Chi fa il mio mestiere di fotografo si abitua a osservare ciò che gli altri guardano soltanto. E proprio una insolita osservazione mi è capitata giorni fa partendo in treno da Mantova per uno dei miei soliti viaggi. Sale una persona, una donna sui settant’anni, distinta, con un volto serio ma disteso. In mano tiene un fiore. La osservo con attenzione e nello stesso tempo con un certo distacco per non crearle imbarazzo. Ecco che la signora accarezza, quasi coccola il fiore, quasi gli parla, come se fosse vivo o dovesse fare da tramite con qualcun altro.

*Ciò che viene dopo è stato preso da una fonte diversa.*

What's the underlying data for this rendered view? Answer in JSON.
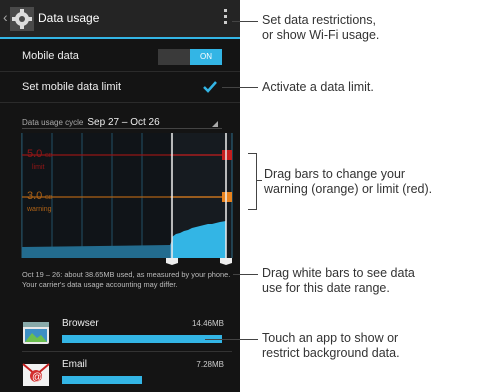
{
  "header": {
    "title": "Data usage"
  },
  "settings": {
    "mobile_data_label": "Mobile data",
    "mobile_data_state": "ON",
    "limit_label": "Set mobile data limit",
    "limit_checked": true
  },
  "cycle": {
    "label": "Data usage cycle",
    "value": "Sep 27 – Oct 26"
  },
  "chart": {
    "limit_value": "5.0",
    "limit_unit": "GB",
    "limit_label": "limit",
    "warning_value": "3.0",
    "warning_unit": "GB",
    "warning_label": "warning",
    "limit_color": "#c41e1e",
    "warning_color": "#e8831e",
    "accent": "#33b5e5"
  },
  "note": "Oct 19 – 26: about 38.65MB used, as measured by your phone. Your carrier's data usage accounting may differ.",
  "apps": [
    {
      "name": "Browser",
      "size": "14.46MB",
      "fraction": 1.0,
      "icon": "browser-icon"
    },
    {
      "name": "Email",
      "size": "7.28MB",
      "fraction": 0.5,
      "icon": "email-icon"
    }
  ],
  "callouts": {
    "menu": [
      "Set data restrictions,",
      "or show Wi-Fi usage."
    ],
    "limit": [
      "Activate a data limit."
    ],
    "drag": [
      "Drag bars to change your",
      "warning (orange) or limit (red)."
    ],
    "range": [
      "Drag white bars to see data",
      "use for this date range."
    ],
    "app": [
      "Touch an app to show or",
      "restrict background data."
    ]
  }
}
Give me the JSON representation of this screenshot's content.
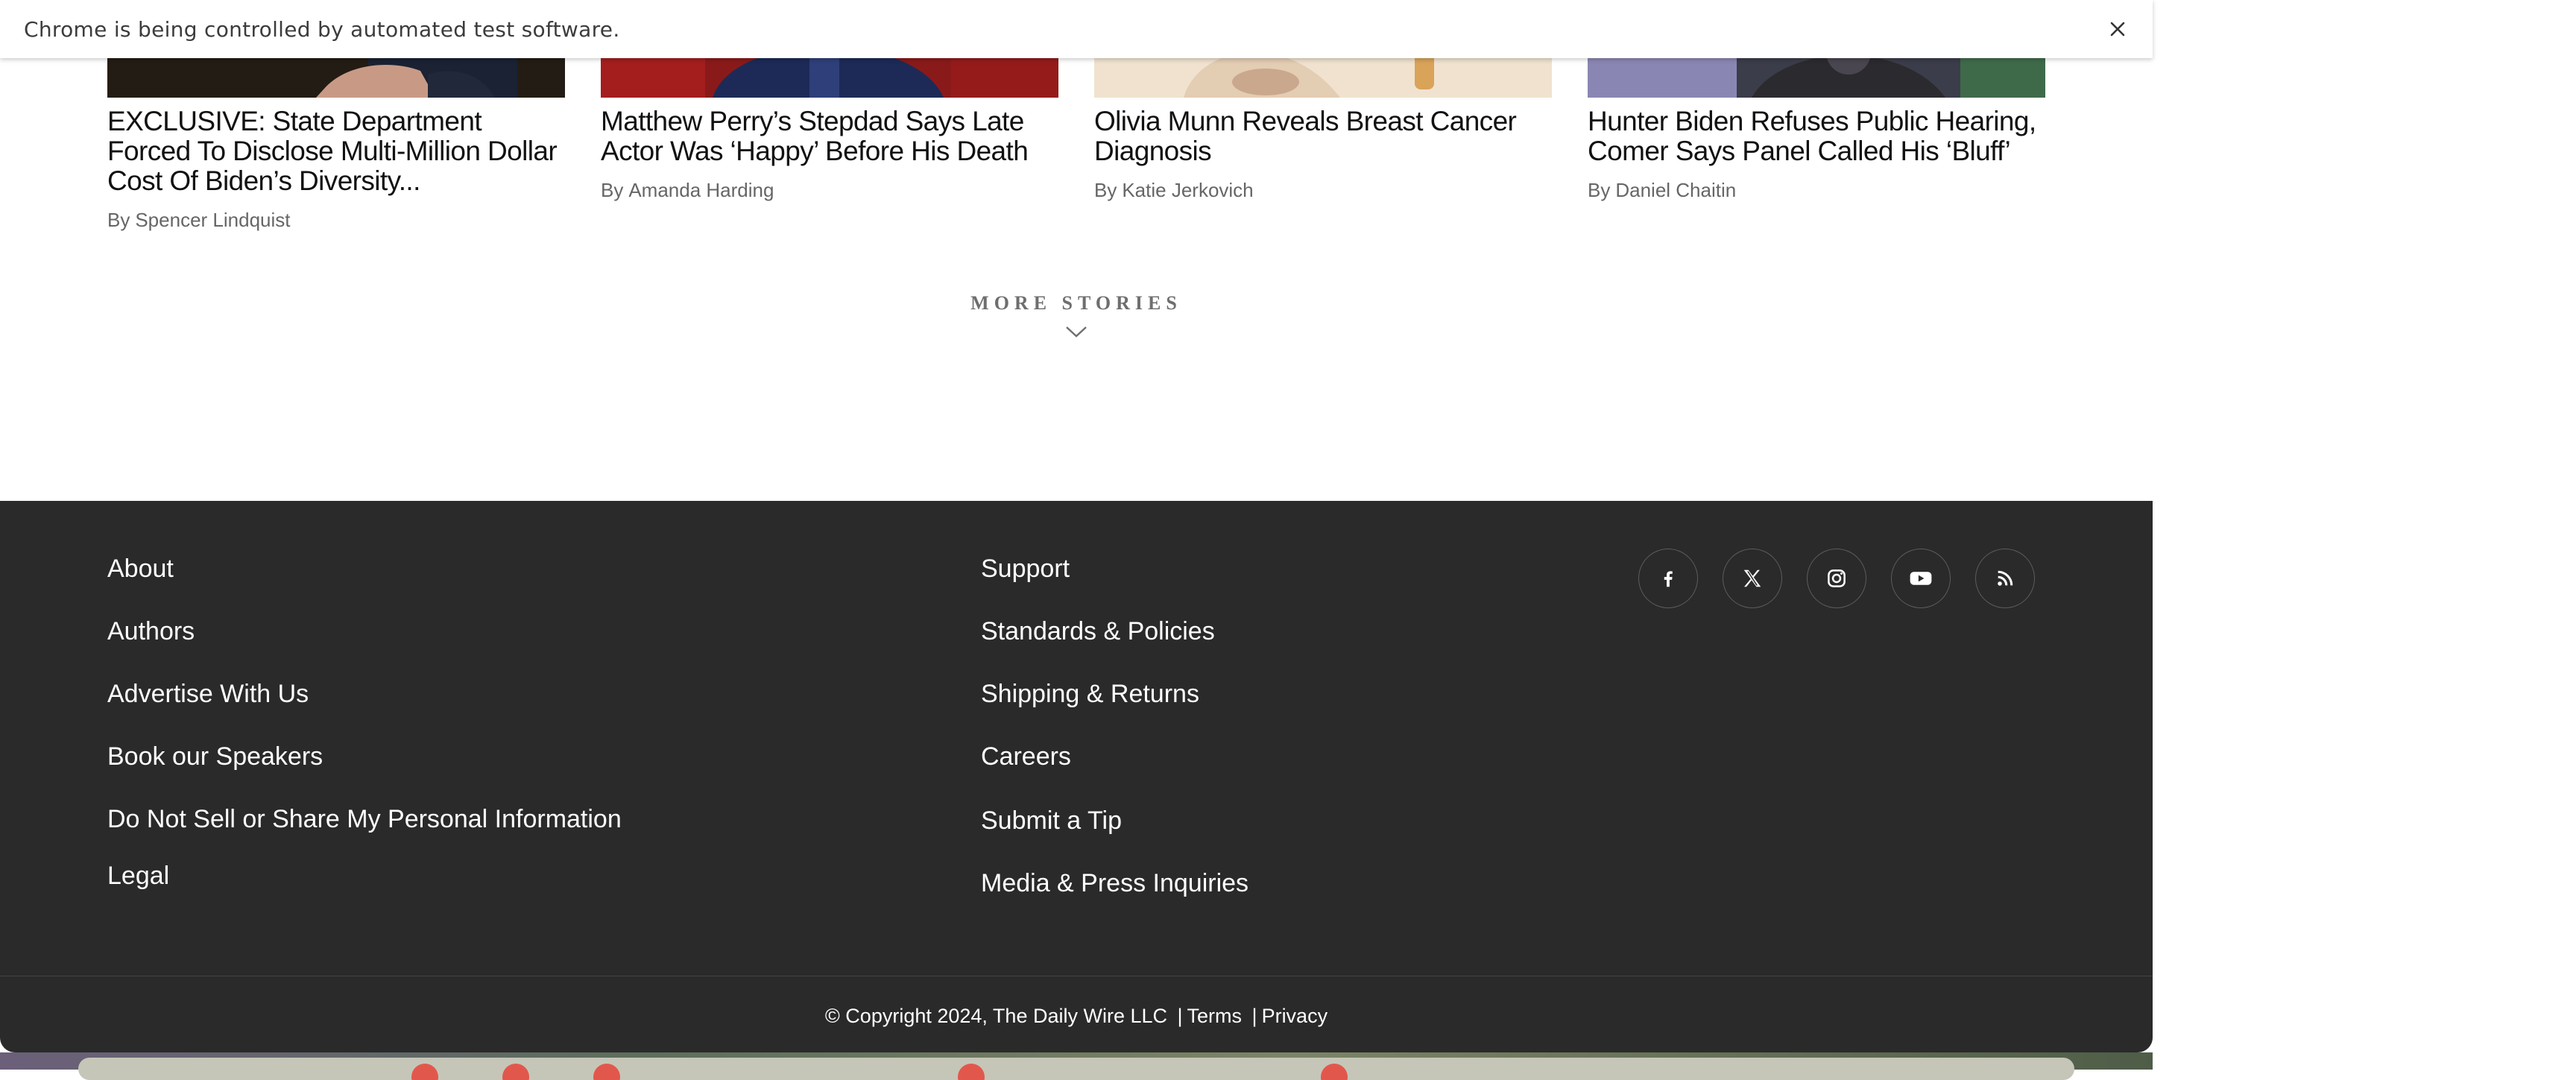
{
  "automation_bar": {
    "message": "Chrome is being controlled by automated test software.",
    "close_icon": "close-icon"
  },
  "articles": [
    {
      "title": "EXCLUSIVE: State Department Forced To Disclose Multi-Million Dollar Cost Of Biden’s Diversity...",
      "by": "By",
      "author": "Spencer Lindquist"
    },
    {
      "title": "Matthew Perry’s Stepdad Says Late Actor Was ‘Happy’ Before His Death",
      "by": "By",
      "author": "Amanda Harding"
    },
    {
      "title": "Olivia Munn Reveals Breast Cancer Diagnosis",
      "by": "By",
      "author": "Katie Jerkovich"
    },
    {
      "title": "Hunter Biden Refuses Public Hearing, Comer Says Panel Called His ‘Bluff’",
      "by": "By",
      "author": "Daniel Chaitin"
    }
  ],
  "more_stories": {
    "label": "MORE STORIES",
    "icon": "chevron-down-icon"
  },
  "footer": {
    "column1": [
      "About",
      "Authors",
      "Advertise With Us",
      "Book our Speakers",
      "Do Not Sell or Share My Personal Information",
      "Legal"
    ],
    "column2": [
      "Support",
      "Standards & Policies",
      "Shipping & Returns",
      "Careers",
      "Submit a Tip",
      "Media & Press Inquiries"
    ],
    "social_icons": [
      "facebook-icon",
      "x-icon",
      "instagram-icon",
      "youtube-icon",
      "rss-icon"
    ],
    "copyright": "© Copyright 2024, The Daily Wire LLC",
    "separator": "|",
    "terms": "Terms",
    "privacy": "Privacy"
  },
  "colors": {
    "footer_bg": "#2a2a2a",
    "footer_text": "#ffffff",
    "headline": "#111111",
    "byline": "#666666",
    "more_stories": "#6e6e6e"
  }
}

Gianni Bellesia, Moglia (Mantova)

Prosegue la mail. «La cosa mi emoziona. Vorrei scattarle una foto col telefonino, ma temo una brutta reazione. Passano i minuti e lei continua a guardare il fiore e io lì, a cercare di capire. Il treno rallenta per una fermata. Molta gente si alza per scendere e perdo di vista la signora e il suo fiore, quel tanto di distrazione dal perderla di vista un attimo, nella calca. Le porte si richiudono e la signora non c’è più. Ma al suo posto, sul sedile, ha lasciato quel fiore tanto accarezzato. Scatto una foto, istintivamente, col telefonino. Chi mi sta vicino non se ne accorge. Hanno tutti in mano il loro telefonino e gli occhi sono presi dallo scorrere di immagini e post sugli schermi. Chissà cosa c’era dietro quel gesto, quelle carezze. Forse un figlio o un’altra persona cara deceduta, che ogni giorno prendeva quel treno, o forse il ricordo di un ultimo viaggio importante, lontano nel tempo. Non lo sapremo mai perché scendendo dal treno la signora ha portato con sé il segreto che stava nel suo cuore e in quel fiore tanto amato. Ho inviato la foto del fiore ai miei amici di Fb con una dedica speciale: “… dedicato a tutti quelli che stanno vivendo un periodo grigio”. Non potevo non scrivere anche a Vita da pendolare, perché chi fa il mio mestiere, oltre ad essere un pendolare nel vero senso della parola, è anche un pendolare dell’anima e delle passioni che ogni giorno incontra negli occhi e nei gesti delle persone sui mezzi di trasporto che frequenta, in giro per il mondo».
Abbiamo pubblicato quasi integralmente la mail. Era giusto, lo meritava. Gianni Bellesia è un fotografo di Moglia, una delle anime della rinascita del piccolo centro del Mantovano, devastato, ferito ma non piegato, dal terribile sisma del 2012. L’episodio che ci ha voluto raccontare contiene una piccola-grande lezione: anche su un treno si può incontrare quella cosa, rara e preziosa, che si chiama poesia. Un fiore, la mano di una donna che l’accarezza a lungo, dolcemente, inseguendo, forse, un ricordo o un rimpianto, il fiore lasciato sul sedile occupato fino a un momento primo.
Viaggiare in treno non è soltanto impegno, fatica, disagio. È anche questo. E la vita del pendolare è anche questo. Per fortuna.